Акцентирование моральных и материальных целей администрирования было совершенно естественным для правителя и его правительства, вынужденных бороться за свое существование на международной арене и одновременно пытавшихся извлечь выгоду из процесса расширения экспансионистско-политических, культурных и экономических горизонтов. Считалось, что сильное независимое правительство и могущественный правитель являются необходимыми предпосылками для духовного и материального благосостояния подданных; подразумевалось, что счастье последних равнозначно максимальному использованию творческого потенциала государства богоугодным образом. Поэтому не следует ставить под сомнение искренность выдвигавшихся правителями и публицистами XVII столетия эвдемонистических аргументов в защиту абсолютизма и интервенционистского государства типа Polizeistaat.
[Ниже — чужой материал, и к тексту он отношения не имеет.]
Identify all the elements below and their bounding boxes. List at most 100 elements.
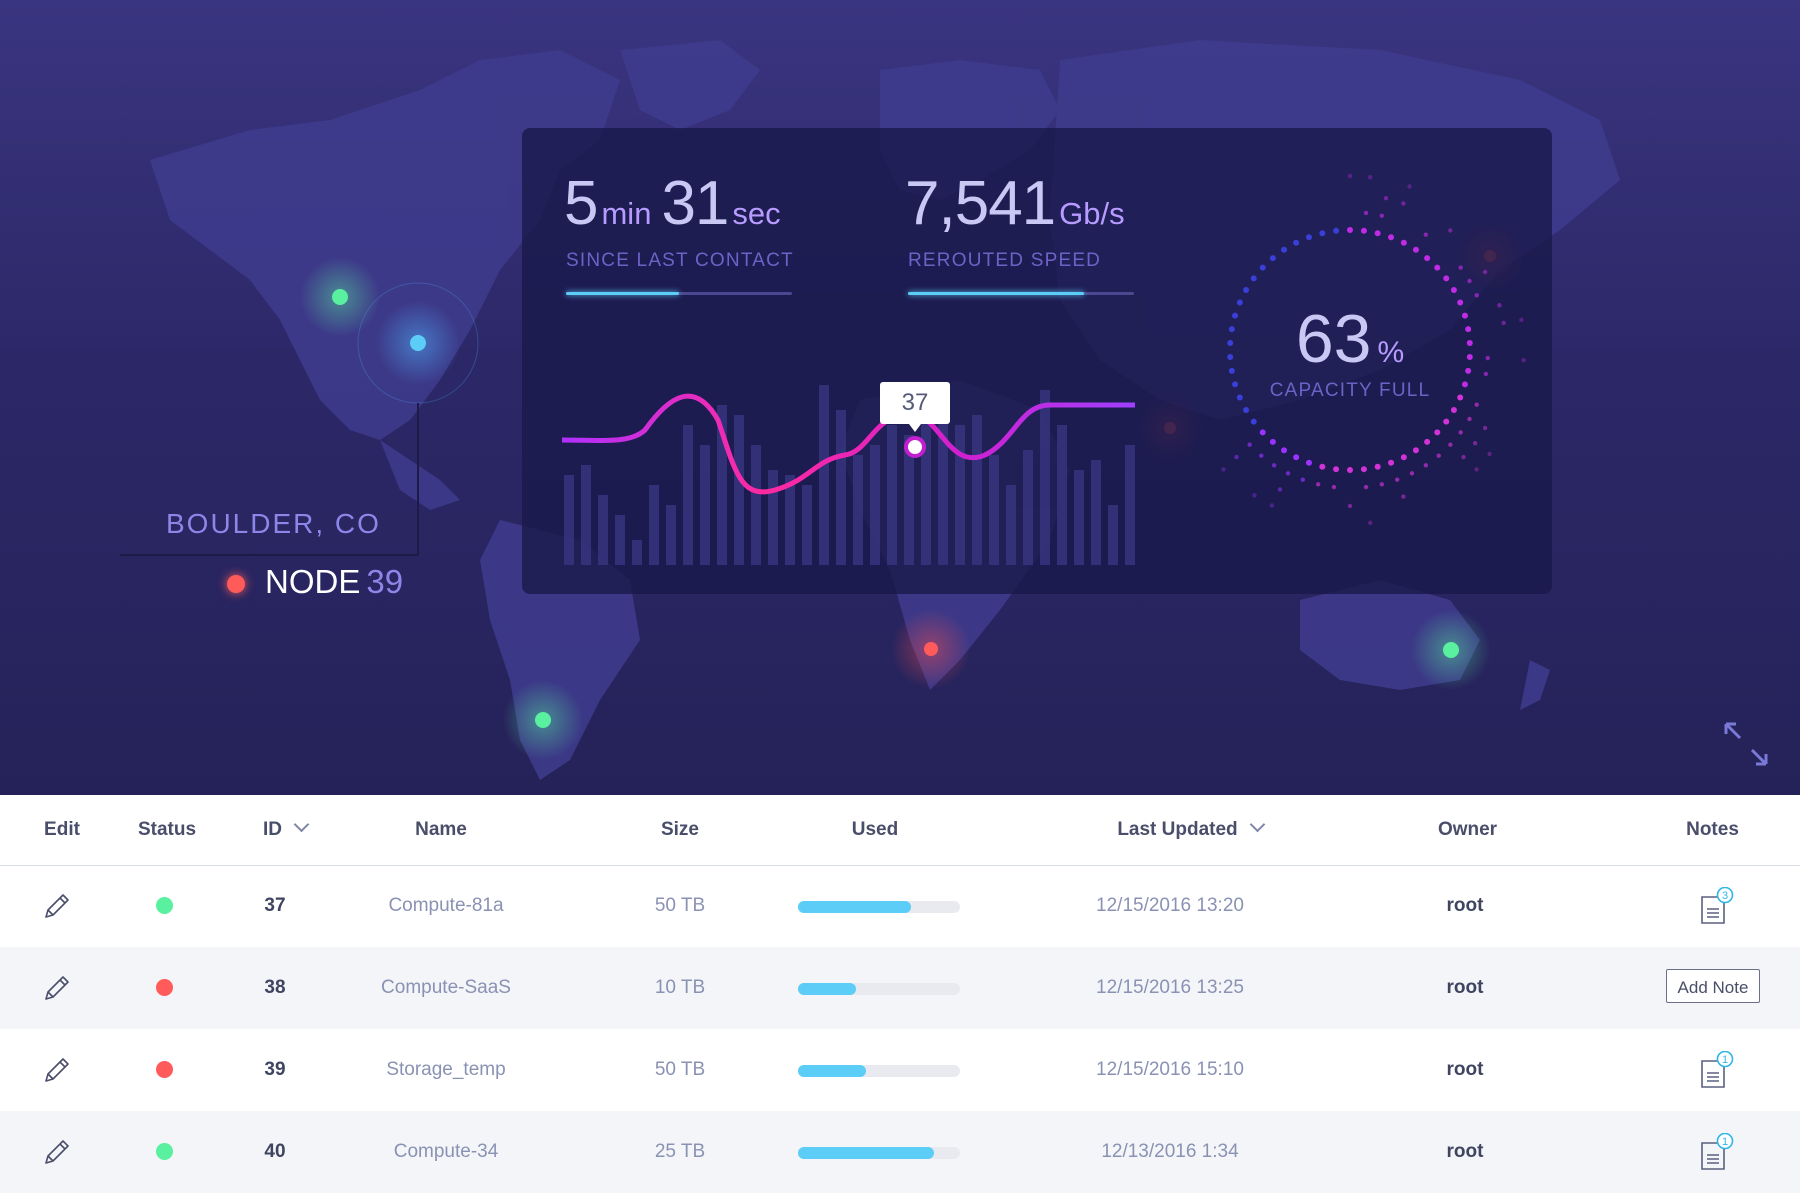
col-edit: Edit [20,795,104,865]
expand-icon[interactable] [1722,720,1770,768]
used-bar [798,1065,960,1077]
capacity-dot [1281,447,1287,453]
pencil-icon[interactable] [40,971,74,1005]
capacity-dot [1497,303,1501,307]
chart-bar [853,455,863,565]
used-bar-fill [798,1147,934,1159]
chart-bar [768,470,778,565]
capacity-dot [1401,454,1407,460]
capacity-dot [1448,443,1452,447]
capacity-dot [1458,430,1462,434]
chart-bar [1040,390,1050,565]
capacity-dot [1475,402,1479,406]
capacity-dot [1522,358,1526,362]
capacity-dot [1306,460,1312,466]
capacity-dot [1410,471,1414,475]
cell-size: 25 TB [630,1111,730,1193]
table-row[interactable]: 39 Storage_temp 50 TB 12/15/2016 15:10 r… [0,1029,1800,1111]
capacity-label: CAPACITY FULL [1200,380,1500,402]
capacity-dot [1401,201,1405,205]
chart-bar [632,540,642,565]
table-row[interactable]: 38 Compute-SaaS 10 TB 12/15/2016 13:25 r… [0,947,1800,1029]
capacity-dot [1451,407,1457,413]
capacity-dot [1332,485,1336,489]
pencil-icon[interactable] [40,1135,74,1169]
capacity-dot [1483,426,1487,430]
capacity-dot [1368,521,1372,525]
capacity-dot [1519,318,1523,322]
capacity-dot [1467,417,1471,421]
capacity-dot [1448,228,1452,232]
capacity-dot [1467,279,1471,283]
document-icon[interactable]: 3 [1698,887,1734,927]
capacity-dot [1434,265,1440,271]
cell-name[interactable]: Compute-SaaS [350,947,542,1029]
capacity-dot [1424,255,1430,261]
chart-bar [581,465,591,565]
chart-marker[interactable] [906,438,924,456]
capacity-dot [1247,443,1251,447]
cell-last-updated: 12/15/2016 13:20 [1070,865,1270,947]
capacity-dot [1301,477,1305,481]
capacity-dot [1437,454,1441,458]
capacity-dot [1333,228,1339,234]
chart-bar [649,485,659,565]
capacity-dot [1424,233,1428,237]
add-note-button[interactable]: Add Note [1666,969,1760,1003]
capacity-dot [1380,482,1384,486]
chart-bars [564,385,1135,565]
capacity-dot [1473,441,1477,445]
capacity-dot [1278,487,1282,491]
chart-bar [989,455,999,565]
capacity-dot [1260,265,1266,271]
document-icon[interactable]: 1 [1698,1051,1734,1091]
cell-name[interactable]: Storage_temp [350,1029,542,1111]
capacity-dot [1486,356,1490,360]
pencil-icon[interactable] [40,889,74,923]
chevron-down-icon[interactable] [1249,817,1265,833]
col-id[interactable]: ID [240,795,330,865]
col-notes: Notes [1660,795,1765,865]
chevron-down-icon[interactable] [294,817,310,833]
speed-label: REROUTED SPEED [908,250,1101,272]
node-label: NODE 39 [265,563,403,601]
chart-bar [870,445,880,565]
capacity-unit: % [1377,336,1404,369]
used-bar [798,983,960,995]
document-icon[interactable]: 1 [1698,1133,1734,1173]
used-bar-fill [798,901,911,913]
col-last-updated[interactable]: Last Updated [1090,795,1290,865]
cell-owner: root [1420,865,1510,947]
chart-bar [1023,450,1033,565]
location-city: BOULDER, CO [166,508,381,540]
cell-id: 37 [240,865,310,947]
status-dot [156,1061,173,1078]
chart-bar [1074,470,1084,565]
capacity-dot [1293,240,1299,246]
cell-name[interactable]: Compute-34 [350,1111,542,1193]
capacity-dot [1306,234,1312,240]
cell-last-updated: 12/13/2016 1:34 [1070,1111,1270,1193]
rerouted-speed: 7,541 Gb/s [905,168,1135,239]
cell-id: 40 [240,1111,310,1193]
chart-bar [1006,485,1016,565]
chart-bar [666,505,676,565]
table-row[interactable]: 37 Compute-81a 50 TB 12/15/2016 13:20 ro… [0,865,1800,947]
chart-bar [972,415,982,565]
notes-count: 1 [1722,1054,1728,1066]
capacity-dot [1361,466,1367,472]
status-dot [156,979,173,996]
capacity-number: 63 [1296,301,1372,377]
cell-name[interactable]: Compute-81a [350,865,542,947]
capacity-dot [1251,419,1257,425]
capacity-dot [1319,464,1325,470]
capacity-dot [1368,175,1372,179]
speed-value: 7,541 [905,169,1055,238]
pencil-icon[interactable] [40,1053,74,1087]
contact-label: SINCE LAST CONTACT [566,250,794,272]
notes-count: 3 [1722,890,1728,902]
col-id-label: ID [263,819,282,840]
table-row[interactable]: 40 Compute-34 25 TB 12/13/2016 1:34 root… [0,1111,1800,1193]
capacity-dot [1348,504,1352,508]
used-bar-fill [798,983,856,995]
Но не менее важно помнить, что для живших в XVII веке авторов эвдемонизм был не целью (во что он превратился позже), а всего лишь средством[12]. Благосостояние и процветание подданных должно было повысить производительность их труда и способствовать повышению их творческой энергии и развитию в них трудолюбия; в свою очередь, это должно было обернуться выгодой для государства, укрепить могущество правителя и должным образом обеспечить основу для христианского образа жизни[13]. Полностью логическое и практическое значение данного мировоззрения выявилось в пиетизме (особенно в деятельности образовательных и филантропических учреждений, созданных А.Х.Франке в городе Галле), который подчеркивал значение материального мира как средства достижения духовных целей. Влияние этого течения на административную и экономическую политику Пруссии, Саксонии и других государств хорошо известно[14].
К началу XVIII века ответственность за достижение данной цели была возложена на одного человека (т.е. правителя) или на один светский институт (т.е. государство); произошло это путем фактической ликвидации всех других институтов, созданных для этого в эпоху средневековья, – церкви, монашеских орденов и братств[15]. В результате изменились традиционные полномочия правительства (т.е. органа управления): на смену пассивной обязанности поддержания законности пришла активная, динамичная задача развития производительной энергии общества и создания для этого надлежащей институционной основы[16]. Очевидно, что уже с самого начала данный подход заключал в себе некую двусмысленность, ибо он представлял собой колебания между репрессивным контролем и поощрением предприимчивости и инициативы.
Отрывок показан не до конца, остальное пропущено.